Schaefer, whose legendary antics made him part-ballplayer, part-vaudeville act, wasn't the only player to attempt to steal first, but he was the last. At some point thereafter, MLB introduced Rule 7.08i, which deems a runner out if he "runs the bases in reverse order for the purpose of confusing the defense or making a travesty of the game."
The rule has upheld the integrity of baseball ever since.
Rule 8.05f: Please Face the Batter
The balk rule has always been inscrutable. But even pitchers who have a general idea of what constitutes a balk are baffled by the rule that says it is a balk if the pitcher delivers the ball "while he is not facing the batter." This isn't a ban on windups that twist pitchers away from the plate initially. It is essentially a ban on pitching with one's back turned to the hitter.
"How would you physically throw a pitch if you're not facing the batter?" asked pitcher Brad Mills, who was recently demoted from the Toronto Blue Jays to their Triple-A team. "I don't know what would technically qualify for that."
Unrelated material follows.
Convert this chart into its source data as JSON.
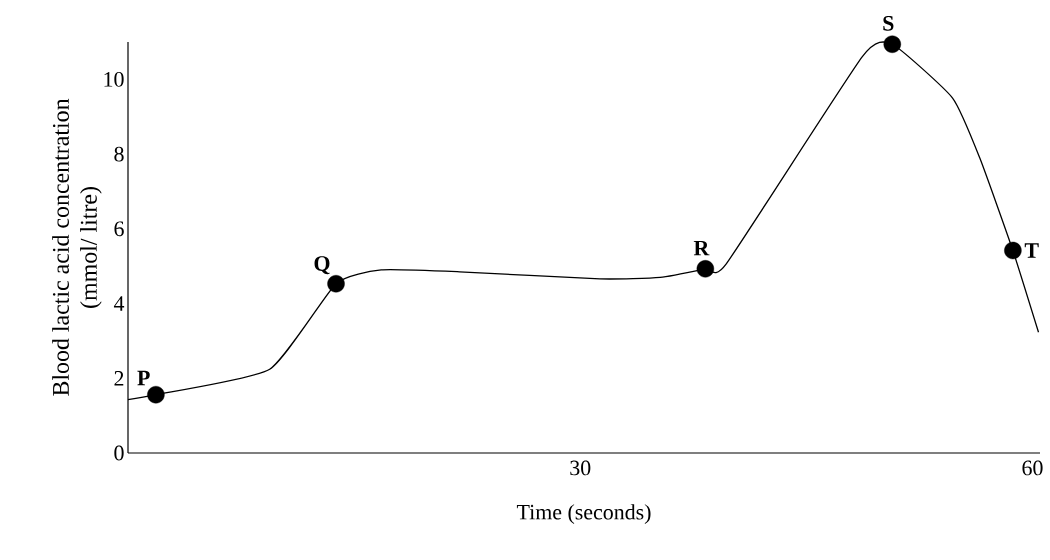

MLB historian John Thorn said the rule dates to the 1880s, before the creation of the pitcher's mound (there was a pitcher's box instead). To fool base runners, Thorn said, "Some pitchers were known to engage in windmill gyrations, run-ups, hopping and quick-pitch misdirections thrown straight from the shoulder while facing a base."
Rule 4.03: You Have to Play Fair
The Tampa Bay Rays will position their fielders just about anywhere to gain an edge. But even the team best known for its extreme defensive shifts thinks one idea is too radical to consider: stationing a fielder in foul territory. "No, I don't think we would do that," said Rays bench coach Dave Martinez, chuckling at the thought.
This is no laughing matter to MLB. Rule 4.03 expressly forbids teams from placing any player other than the catcher outside fair territory. Never mind that the last known rationale for such a strategy came in the 1870s, when the National League ruled infield grounders that started fair and then rolled foul to be fair balls. (According to Nemec, batters would deliberately hit the ball in such a way that it briefly touched fair ground before spinning off into foul territory for cheap singles.)
The rule stands as a warning to cuckoo managers everywhere—that is, assuming they have read every last line of the book, which some haven't. Valentine, a rare rule book connoisseur, said, "It's a tedious read."